Curitiba, janeiro de 2022. Em menos de um mês, uma mesma pistola é usada numa série de assassinatos. São nove ataques no total, todos no entorno de Curitiba. Nas primeiras 24 horas, a pistola percorre dez quilômetros e é usada para matar quatro pessoas. Cinco dias depois, mais um ataque que deixou três mortos. Nas duas semanas seguintes, são 155 quilômetros de deslocamento e mais sete homicídios. A princípio, cada ataque foi investigado isoladamente. Apenas meses depois, com os vestígios adicionados ao SINAB, foi possível concluir que tinham sido cometidos pela mesma arma. Para funcionar com a máxima eficiência, o SINAB depende da perícia das polícias estaduais.
Repórter: Quais são os gargalos do sistema hoje?
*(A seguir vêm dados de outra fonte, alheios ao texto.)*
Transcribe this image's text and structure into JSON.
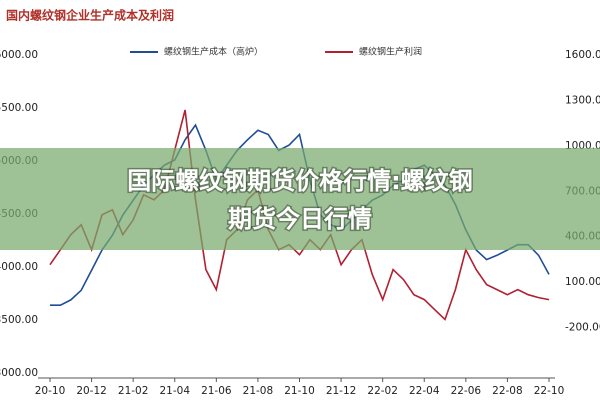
{
  "chart_data": {
    "type": "line",
    "title": "国内螺纹钢企业生产成本及利润",
    "categories": [
      "20-10",
      null,
      null,
      null,
      "20-12",
      null,
      null,
      null,
      "21-02",
      null,
      null,
      null,
      "21-04",
      null,
      null,
      null,
      "21-06",
      null,
      null,
      null,
      "21-08",
      null,
      null,
      null,
      "21-10",
      null,
      null,
      null,
      "21-12",
      null,
      null,
      null,
      "22-02",
      null,
      null,
      null,
      "22-04",
      null,
      null,
      null,
      "22-06",
      null,
      null,
      null,
      "22-08",
      null,
      null,
      null,
      "22-10"
    ],
    "series": [
      {
        "name": "螺纹钢生产成本（高炉）",
        "color": "#1f4e96",
        "axis": "y",
        "values": [
          3640,
          3640,
          3690,
          3780,
          3970,
          4160,
          4300,
          4490,
          4630,
          4770,
          4870,
          4960,
          5010,
          5200,
          5340,
          5100,
          4820,
          4960,
          5100,
          5200,
          5290,
          5250,
          5100,
          5150,
          5250,
          4820,
          4490,
          4400,
          4350,
          4440,
          4540,
          4630,
          4680,
          4770,
          4820,
          4920,
          4960,
          4870,
          4770,
          4590,
          4350,
          4160,
          4070,
          4110,
          4160,
          4210,
          4210,
          4110,
          3930
        ]
      },
      {
        "name": "螺纹钢生产利润",
        "color": "#b22031",
        "axis": "y2",
        "values": [
          215,
          314,
          413,
          479,
          314,
          545,
          578,
          413,
          512,
          677,
          644,
          710,
          974,
          1237,
          644,
          183,
          51,
          380,
          446,
          644,
          710,
          446,
          314,
          347,
          281,
          380,
          314,
          413,
          215,
          314,
          380,
          150,
          -15,
          183,
          117,
          17,
          -15,
          -81,
          -147,
          51,
          314,
          183,
          84,
          51,
          17,
          51,
          17,
          -2,
          -15
        ]
      }
    ],
    "ylim": [
      3000,
      6000
    ],
    "yticks": [
      {
        "value": 6000,
        "label": "6000.00"
      },
      {
        "value": 5500,
        "label": "5500.00"
      },
      {
        "value": 5000,
        "label": "5000.00"
      },
      {
        "value": 4500,
        "label": "4500.00"
      },
      {
        "value": 4000,
        "label": "4000.00"
      },
      {
        "value": 3500,
        "label": "3500.00"
      },
      {
        "value": 3000,
        "label": "3000.00"
      }
    ],
    "y2lim": [
      -500,
      1600
    ],
    "y2ticks": [
      {
        "value": 1600,
        "label": "1600.00"
      },
      {
        "value": 1300,
        "label": "1300.00"
      },
      {
        "value": 1000,
        "label": "1000.00"
      },
      {
        "value": 700,
        "label": "700.00"
      },
      {
        "value": 400,
        "label": "400.00"
      },
      {
        "value": 100,
        "label": "100.00"
      },
      {
        "value": -200,
        "label": "-200.00"
      }
    ],
    "grid": false
  },
  "overlay": {
    "lines": [
      "国际螺纹钢期货价格行情:螺纹钢",
      "期货今日行情"
    ]
  }
}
Lehi: Você conseguir, no local do crime, coletar ou nos institutos de medicina recuperar esse elemento. Na balística fazer uma limpeza, fazer uma triagem e só então ele vai estar pronto para inserção. Falta pessoal em quantidade suficiente para analisar esse tipo de material.
Depois de viajar mais de 1.300 quilômetros nas mãos dos bandidos, o fuzil 5.56 está aqui, olha: guardado, armazenado numa delegacia de Campinas, aguardando para ser destruído pelo Exército Brasileiro. Aqui dá para ver, olha, muitas marcas de uso das diversas ações criminosas em que o fuzil foi utilizado.
O DNA da arma vai continuar armazenado digitalmente no SINAB. E, assim, mesmo após a destruição, a polícia vai poder descobrir se esse fuzil foi utilizado em ainda mais ações criminosas.
Repórter: O que as conclusões significam para vítimas e familiares de vítimas?
Jesus: Para familiares que perderam seu ente querido por um conflito armado, por violência armada, o SINAB é mais do que um sistema tecnológico. É uma esperança de que esse crime não permanecerá no esquecimento.
Repórter: Você acha que vai esquecer isso tudo um dia, Gustavo?
Gustavo: Você não esquece. É uma memória que não sai da cabeça.
Repórter: Três anos depois dessa noite tão violenta, como fica essa dor?
Carla: Tudo vivo na memória, como se fosse ontem. As pessoas costumam dizer: ‘passa’. Não passa. Não passa. O nosso bem maior eles levaram, que para nós não tem preço.